Congresso del Pd, basta sgambetti
Con l’avvicinarsi del congresso, si ha l’impressione che la principale preoccupazione all’interno del Pd, con poche eccezioni, sia quella, da parte di ognuno, di azzoppare i propri competitori. Solo Berlusconi sarebbe contento del protrarsi di questa situazione.
Nel vasto panorama del Pd, su questo tema, nessuno è senza peccato. Ognuno però, giunti al punto in cui siamo, è bene che rifletta. A tutti i livelli, da quello nazionale a quello del circolo più piccolo.
Il primo dovere che abbiamo di fronte, noi elettori e militanti del Pd, sarebbe quello di ricreare un clima di civile convivenza fra di noi. Per fare questo dovremmo aprirci, lavorare per abbattere le barriere che abbiamo creato, abbassare ponti, tornare a dialogare e a confrontarci serenamente.
L’8 dicembre avranno luogo le primarie per scegliere il segretario nazionale del Pd. Questo mi pare assodato, come pure il fatto che, prima di quella data dovranno essere svolti i congressi provinciali. Entro l’11 ottobre dovranno essere presentate le candidature nazionali.
Al momento i papabili sono quattro: Civati, Cuperlo, Renzi e Pittella. A me paiono tutte persone capaci e degne, peccato non registrare nessuna candidatura di donne. Un vero peccato.
I concorrenti dovranno fare in modo che il dibattito congressuale si sviluppi sui temi canonici per un congresso di partito. Quali sono questi temi? Sicuramente due: analizzare il prevedibile sviluppo della società nei prossimi venti anni in base al quale definire gli obbiettivi e la strategia di lungo respiro del partito; definire la forma e il ruolo del partito come strumento di parte volto ad affermare i principi e gli obbiettivi definiti.

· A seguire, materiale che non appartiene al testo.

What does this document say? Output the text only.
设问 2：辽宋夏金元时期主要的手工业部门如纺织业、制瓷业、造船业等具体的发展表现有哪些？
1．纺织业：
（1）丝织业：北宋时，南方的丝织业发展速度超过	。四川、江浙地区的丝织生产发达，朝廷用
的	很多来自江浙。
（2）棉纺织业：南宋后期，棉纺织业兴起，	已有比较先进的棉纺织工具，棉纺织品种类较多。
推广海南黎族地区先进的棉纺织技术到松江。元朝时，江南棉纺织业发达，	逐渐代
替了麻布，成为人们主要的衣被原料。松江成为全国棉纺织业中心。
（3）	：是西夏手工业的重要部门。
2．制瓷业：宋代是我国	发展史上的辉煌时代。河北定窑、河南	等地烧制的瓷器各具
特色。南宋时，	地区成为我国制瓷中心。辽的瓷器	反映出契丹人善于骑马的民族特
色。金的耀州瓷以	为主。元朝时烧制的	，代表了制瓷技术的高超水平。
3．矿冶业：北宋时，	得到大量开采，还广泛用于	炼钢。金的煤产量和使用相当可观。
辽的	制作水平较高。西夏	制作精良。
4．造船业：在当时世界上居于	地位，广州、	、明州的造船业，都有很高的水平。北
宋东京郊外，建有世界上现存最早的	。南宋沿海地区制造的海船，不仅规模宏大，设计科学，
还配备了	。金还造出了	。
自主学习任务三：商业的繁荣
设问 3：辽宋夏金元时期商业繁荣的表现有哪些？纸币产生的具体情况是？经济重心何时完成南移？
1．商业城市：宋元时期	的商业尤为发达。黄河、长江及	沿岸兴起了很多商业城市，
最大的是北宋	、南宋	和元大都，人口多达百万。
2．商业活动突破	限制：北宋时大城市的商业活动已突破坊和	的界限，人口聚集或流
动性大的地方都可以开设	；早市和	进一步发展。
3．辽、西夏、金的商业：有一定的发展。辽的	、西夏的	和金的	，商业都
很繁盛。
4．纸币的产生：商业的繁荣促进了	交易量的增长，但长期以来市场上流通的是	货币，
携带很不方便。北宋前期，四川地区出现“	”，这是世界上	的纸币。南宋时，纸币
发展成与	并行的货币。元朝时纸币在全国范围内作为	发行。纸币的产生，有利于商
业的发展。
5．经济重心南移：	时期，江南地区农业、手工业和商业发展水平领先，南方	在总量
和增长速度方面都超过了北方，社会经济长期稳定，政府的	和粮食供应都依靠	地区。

Sarebbe sbagliato a mio avviso un dibattito fossilizzato su Berlusconi e sul governo odierno. Certo, il tema del governo non potrà essere eluso completamente, ma la sua chiara caratteristica di provvisorietà fa si che non possa essere un elemento centrale del dibattito. Questo governo potrà restare in piedi fino alla prossima primavera, o a quella successiva, se i suoi deliberati potranno essere il frutto di un vero compromesso fra le forze – per natura alternative fra di loro – che lo compongono. Compromesso vuol dire che ognuno deve cedere qualcosa rispetto i propri principi e che nessuno ponga bandierine di partito sulle scelte.
Il congresso provinciale dovrebbe ricalcare più o meno questo schema. A Ravenna sarà un appuntamento molto delicato in quanto negli ultimi anni si è ampliata la forbice a favore di chi reclama un profondo cambiamento. La speranza e la fiducia è che anche a Ravenna ci siano parecchi candidati alla carica di segretario e che non ci sia alcun patto preventivo compromissorio e spartitorio fra gli ex comunisti e gli ex democristiani.
Credo che il confronto di fondo e più duro debba essere sul partito, sul suo ruolo e sulla sua funzione. Penso che l’obbiettivo principale sia quello di decidere che il partito, anche in provincia di Ravenna, debba riprendersi la propria piena autonomia rispetto al potere economico e a quello amministrativo. Da troppe parti è radicata l’idea che il partito siano gli amministratori. Quindi gli amministratori che comandano e il partito che porta acqua. Bisogna chiudere rapidamente questa troppo lunga fase. Bisogna ragionare sul fatto che i ruoli sono molto diversi. Chi dirige il partito lo fa per una parte della società e per obbiettivi ben definiti; chi amministra invece deve per sua natura guardare al complesso della società e delle sue articolazioni sociali, economiche e politiche. Il partito, anche a Ravenna, deve riprendersi la sua autonomia.